Percutaneous endoscopic gastrostomy (PEG)
Percutaneous endoscopic gastrostomy (PEG) is a procedure that involves the insertion of a feeding tube into the stomach through a small incision in the skin. The procedure is done using an endoscope, a flexible tube with a camera and light on the end, which is inserted through the mouth and into the stomach. The PEG tube is then passed through the endoscope and placed into the stomach.
Indications for PEG:
PEG is typically recommended for patients who are unable to eat or swallow due to a medical condition such as:
- Head and neck cancer
- Neurological disorders
- Esophageal cancer
- Traumatic brain injury
- Severe malnutrition
Before the PEG procedure, patients will undergo a pre-operative evaluation to ensure they are good candidates for the procedure. This evaluation will typically include a medical history, physical examination, and blood tests to evaluate overall health.
The PEG procedure is typically performed on an outpatient basis under local anesthesia. Patients are usually sedated to help them relax during the procedure. During the procedure, the endoscope is passed through the mouth and into the stomach. A small incision is then made in the skin of the abdomen, and the PEG tube is passed through the incision and into the stomach.

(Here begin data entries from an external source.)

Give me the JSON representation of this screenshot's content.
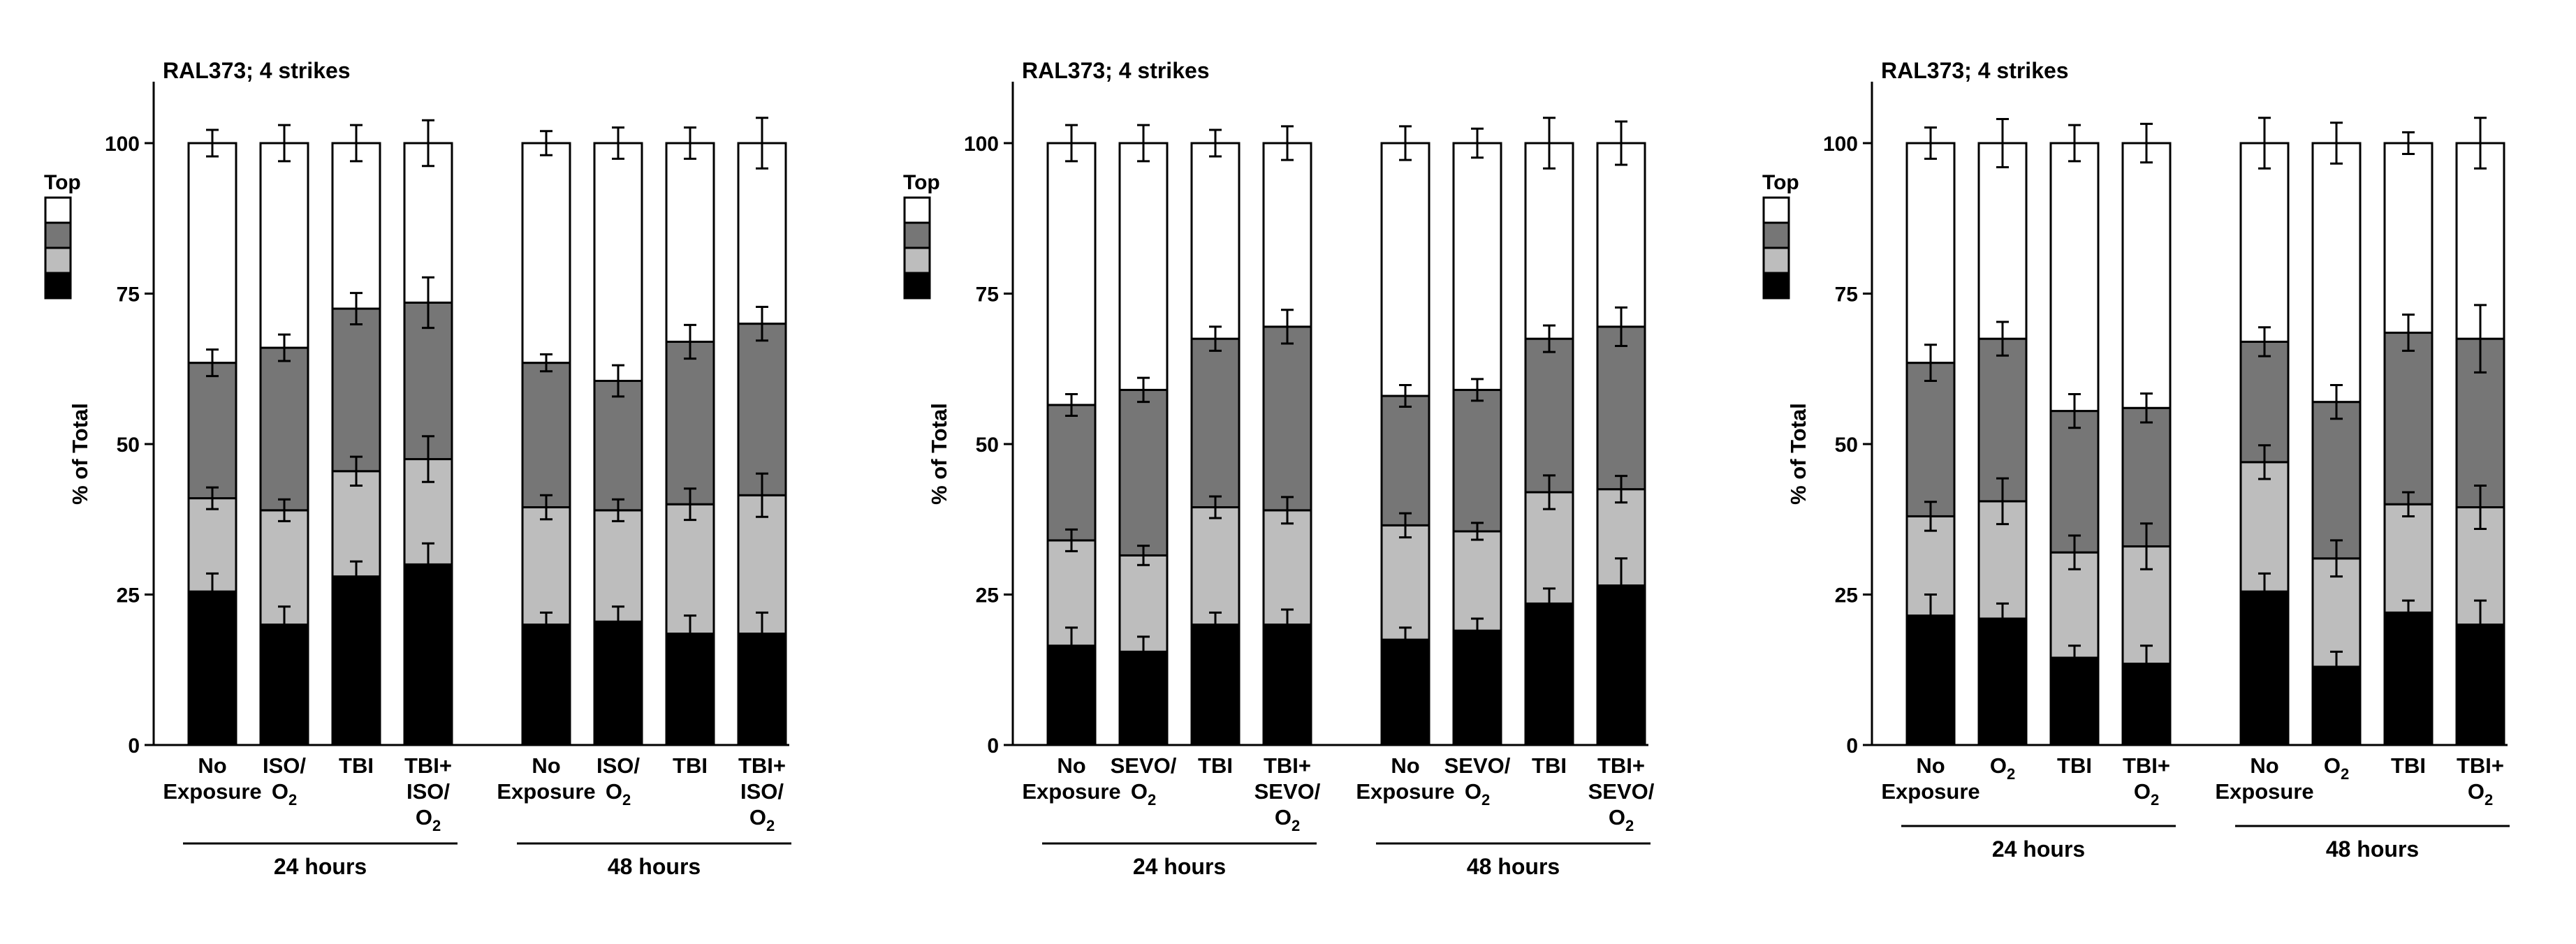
{
  "legend": {
    "title": "Top",
    "colors": [
      "#ffffff",
      "#767676",
      "#bdbdbd",
      "#000000"
    ]
  },
  "segment_colors": [
    "#000000",
    "#bdbdbd",
    "#767676",
    "#ffffff"
  ],
  "chart_data": [
    {
      "type": "bar",
      "stacked": true,
      "title": "RAL373; 4 strikes",
      "ylabel": "% of Total",
      "ylim": [
        0,
        100
      ],
      "yticks": [
        0,
        25,
        50,
        75,
        100
      ],
      "categories": [
        {
          "label": [
            "No",
            "Exposure"
          ],
          "group": "24 hours"
        },
        {
          "label": [
            "ISO/",
            "O2",
            ""
          ],
          "group": "24 hours"
        },
        {
          "label": [
            "TBI"
          ],
          "group": "24 hours"
        },
        {
          "label": [
            "TBI+",
            "ISO/",
            "O2"
          ],
          "group": "24 hours"
        },
        {
          "label": [
            "No",
            "Exposure"
          ],
          "group": "48 hours"
        },
        {
          "label": [
            "ISO/",
            "O2",
            ""
          ],
          "group": "48 hours"
        },
        {
          "label": [
            "TBI"
          ],
          "group": "48 hours"
        },
        {
          "label": [
            "TBI+",
            "ISO/",
            "O2"
          ],
          "group": "48 hours"
        }
      ],
      "groups": [
        "24 hours",
        "48 hours"
      ],
      "segments": [
        {
          "level": "bottom (black)",
          "values": [
            25.5,
            20,
            28,
            30,
            20,
            20.5,
            18.5,
            18.5
          ],
          "errors": [
            3,
            3,
            2.5,
            3.5,
            2,
            2.5,
            3,
            3.5
          ]
        },
        {
          "level": "light gray",
          "values": [
            15.5,
            19,
            17.5,
            17.5,
            19.5,
            18.5,
            21.5,
            23
          ],
          "errors": [
            1.8,
            1.8,
            2.4,
            3.8,
            2,
            1.8,
            2.6,
            3.6
          ]
        },
        {
          "level": "dark gray",
          "values": [
            22.5,
            27,
            27,
            26,
            24,
            21.5,
            27,
            28.5
          ],
          "errors": [
            2.2,
            2.2,
            2.6,
            4.2,
            1.4,
            2.6,
            2.8,
            2.8
          ]
        },
        {
          "level": "top (white)",
          "values": [
            36.5,
            34,
            27.5,
            26.5,
            36.5,
            39.5,
            33,
            30
          ],
          "errors": [
            2.2,
            3,
            3,
            3.8,
            2,
            2.6,
            2.6,
            4.2
          ]
        }
      ]
    },
    {
      "type": "bar",
      "stacked": true,
      "title": "RAL373; 4 strikes",
      "ylabel": "% of Total",
      "ylim": [
        0,
        100
      ],
      "yticks": [
        0,
        25,
        50,
        75,
        100
      ],
      "categories": [
        {
          "label": [
            "No",
            "Exposure"
          ],
          "group": "24 hours"
        },
        {
          "label": [
            "SEVO/",
            "O2"
          ],
          "group": "24 hours"
        },
        {
          "label": [
            "TBI"
          ],
          "group": "24 hours"
        },
        {
          "label": [
            "TBI+",
            "SEVO/",
            "O2"
          ],
          "group": "24 hours"
        },
        {
          "label": [
            "No",
            "Exposure"
          ],
          "group": "48 hours"
        },
        {
          "label": [
            "SEVO/",
            "O2"
          ],
          "group": "48 hours"
        },
        {
          "label": [
            "TBI"
          ],
          "group": "48 hours"
        },
        {
          "label": [
            "TBI+",
            "SEVO/",
            "O2"
          ],
          "group": "48 hours"
        }
      ],
      "groups": [
        "24 hours",
        "48 hours"
      ],
      "segments": [
        {
          "level": "bottom (black)",
          "values": [
            16.5,
            15.5,
            20,
            20,
            17.5,
            19,
            23.5,
            26.5
          ],
          "errors": [
            3,
            2.5,
            2,
            2.5,
            2,
            2,
            2.5,
            4.5
          ]
        },
        {
          "level": "light gray",
          "values": [
            17.5,
            16,
            19.5,
            19,
            19,
            16.5,
            18.5,
            16
          ],
          "errors": [
            1.8,
            1.6,
            1.8,
            2.2,
            2,
            1.4,
            2.8,
            2.2
          ]
        },
        {
          "level": "dark gray",
          "values": [
            22.5,
            27.5,
            28,
            30.5,
            21.5,
            23.5,
            25.5,
            27
          ],
          "errors": [
            1.8,
            2,
            2,
            2.8,
            1.8,
            1.8,
            2.2,
            3.2
          ]
        },
        {
          "level": "top (white)",
          "values": [
            43.5,
            41,
            32.5,
            30.5,
            42,
            41,
            32.5,
            30.5
          ],
          "errors": [
            3,
            3,
            2.2,
            2.8,
            2.8,
            2.4,
            4.2,
            3.6
          ]
        }
      ]
    },
    {
      "type": "bar",
      "stacked": true,
      "title": "RAL373; 4 strikes",
      "ylabel": "% of Total",
      "ylim": [
        0,
        100
      ],
      "yticks": [
        0,
        25,
        50,
        75,
        100
      ],
      "categories": [
        {
          "label": [
            "No",
            "Exposure"
          ],
          "group": "24 hours"
        },
        {
          "label": [
            "O2"
          ],
          "group": "24 hours"
        },
        {
          "label": [
            "TBI"
          ],
          "group": "24 hours"
        },
        {
          "label": [
            "TBI+",
            "O2"
          ],
          "group": "24 hours"
        },
        {
          "label": [
            "No",
            "Exposure"
          ],
          "group": "48 hours"
        },
        {
          "label": [
            "O2"
          ],
          "group": "48 hours"
        },
        {
          "label": [
            "TBI"
          ],
          "group": "48 hours"
        },
        {
          "label": [
            "TBI+",
            "O2"
          ],
          "group": "48 hours"
        }
      ],
      "groups": [
        "24 hours",
        "48 hours"
      ],
      "segments": [
        {
          "level": "bottom (black)",
          "values": [
            21.5,
            21,
            14.5,
            13.5,
            25.5,
            13,
            22,
            20
          ],
          "errors": [
            3.5,
            2.5,
            2,
            3,
            3,
            2.5,
            2,
            4
          ]
        },
        {
          "level": "light gray",
          "values": [
            16.5,
            19.5,
            17.5,
            19.5,
            21.5,
            18,
            18,
            19.5
          ],
          "errors": [
            2.4,
            3.8,
            2.8,
            3.8,
            2.8,
            3,
            2,
            3.6
          ]
        },
        {
          "level": "dark gray",
          "values": [
            25.5,
            27,
            23.5,
            23,
            20,
            26,
            28.5,
            28
          ],
          "errors": [
            3,
            2.8,
            2.8,
            2.4,
            2.4,
            2.8,
            3,
            5.6
          ]
        },
        {
          "level": "top (white)",
          "values": [
            36.5,
            32.5,
            44.5,
            44,
            33,
            43,
            31.5,
            32.5
          ],
          "errors": [
            2.6,
            4,
            3,
            3.2,
            4.2,
            3.4,
            1.8,
            4.2
          ]
        }
      ]
    }
  ]
}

Once the tube is in place, it is secured to the skin with a small bumper.
After the PEG procedure, patients will be monitored for several hours to ensure they are stable and there are no complications. Patients are typically able to resume normal activities within a few days after the procedure, but should avoid strenuous activity for at least a week. Patients will also be instructed on how to care for the PEG tube and how to use it for feeding.
While PEG is generally considered a safe and effective procedure, there are some potential complications that can occur. These may include:
- Tube displacement
- Tube blockage
PEG is a safe and effective procedure for patients who are unable to eat or swallow due to a medical condition. It is typically performed on an outpatient basis under local anesthesia, and patients can resume normal activities within a few days after the procedure. While there are potential complications, the benefits of PEG generally outweigh the risks for patients who require this procedure.